Loading Data to a Snowflake Data Warehouse

The Pipeline stages your data in Hevo’s S3 bucket, from where it is finally loaded to your Snowflake Destination.

This section describes the queries for loading data into a Snowflake data warehouse. It assumes that you are familiar with Hevo’s process for Loading Data to a Data Warehouse.

Note: The queries listed here have been simplified to facilitate understanding of the overall data deduplication and loading process.

Loading Data with Higher Precision and Scale

For a decimal, numeric data type, the total number of digits in a number is called precision, and the number of digits to the right of the decimal is called scale.

Snowflake supports a maximum precision and scale of 38 and 37, respectively. The precision does not affect storage because it is always fixed, whereas the scale can impact storage because the column has to be sized accordingly. Hence, while loading data to the Destination table, Hevo sets the precision of every number column to the maximum value of 38 and the scale of each column to the highest scale found in the Events. This is done across all Pipelines with Snowflake as their Destination.

Scenario 1: Source data with precision greater than 38.

Let us suppose you have a column in your Destination table with precision and scale of 38 and 5, respectively, and the Source data contains an Event with precision and scale of 43 and 5, respectively.

When Hevo tries to load this data, it results in an error since Snowflake does not support a precision greater than 38. You must manually reduce the precision to less than or equal to 38 in the Source to load the data to the Destination successfully.

Scenario 2: Source data with a scale higher than the current scale of the Destination column.

Let us suppose you have a column in your Destination table with precision and scale of 38 and 5, respectively, and the Source data contains an Event with precision and scale of 38 and 10, respectively.
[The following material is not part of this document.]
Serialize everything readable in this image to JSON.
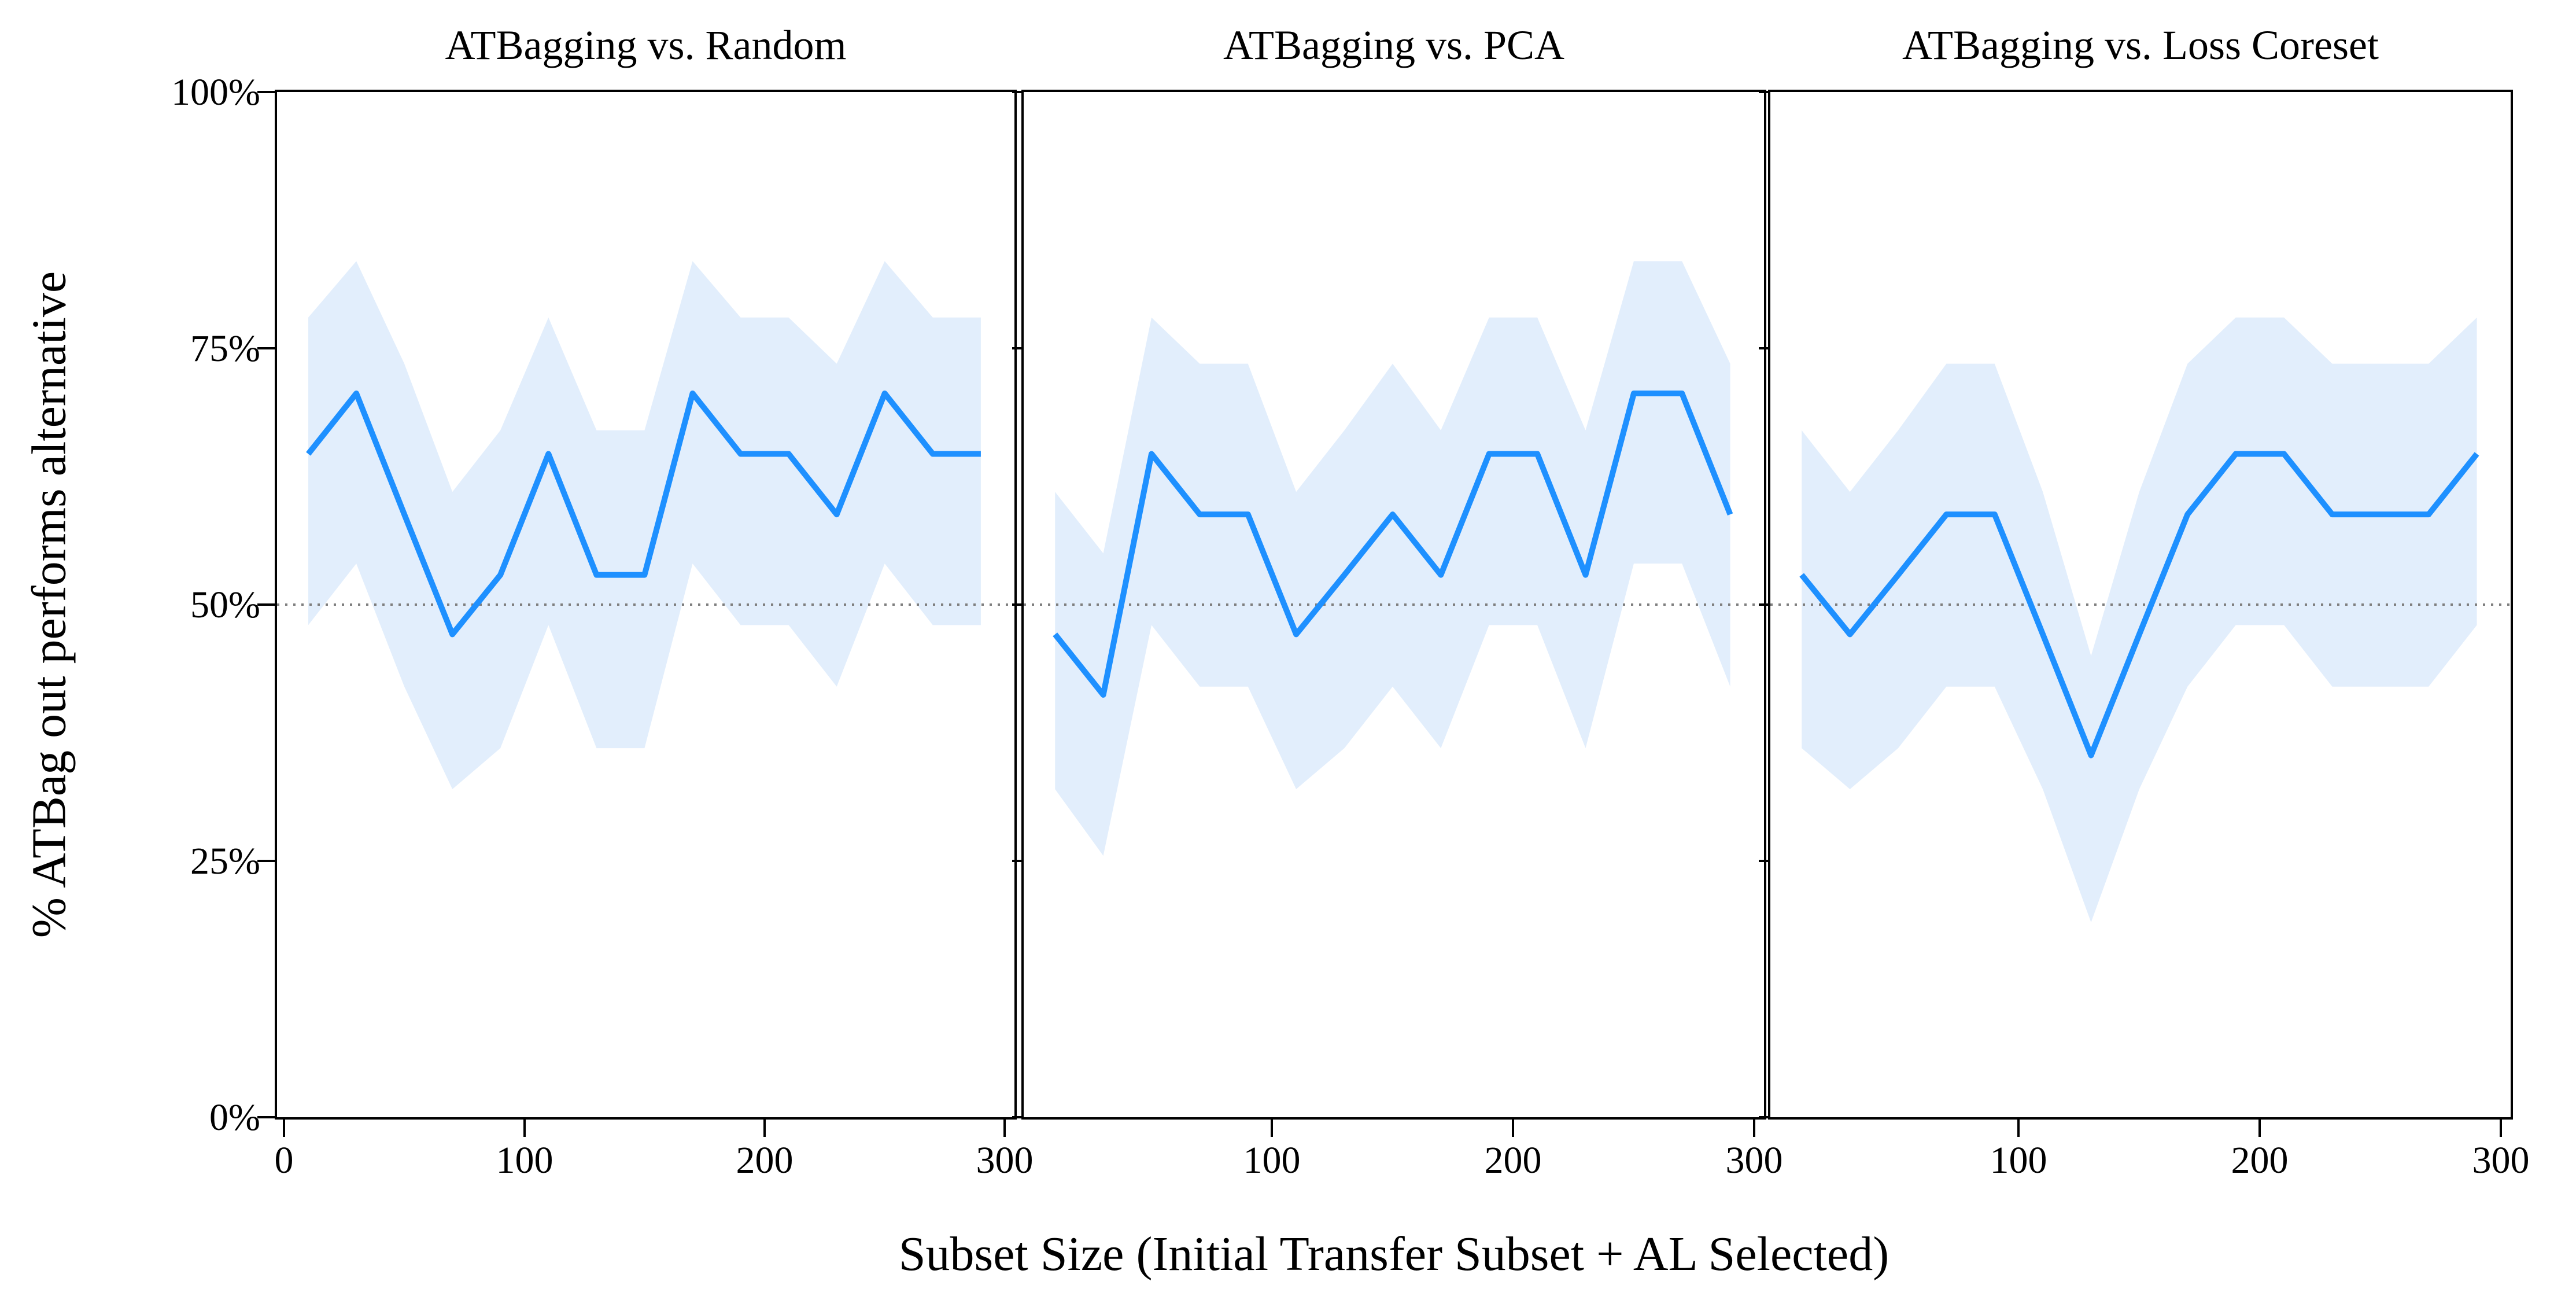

When Hevo tries to load this data, it results in an error since Snowflake does not support resizing the scale from a lower value to a higher value. Read Alter Table. For such cases, from Release 1.82 onwards, Hevo tries to resize the scale of the column in your Destination table for all new and existing Pipelines with Snowflake as a Destination. You need to contact Hevo Support to enable this feature.

Note: Resizing the scale may incur extra costs at the Destination level due to its effect on storage.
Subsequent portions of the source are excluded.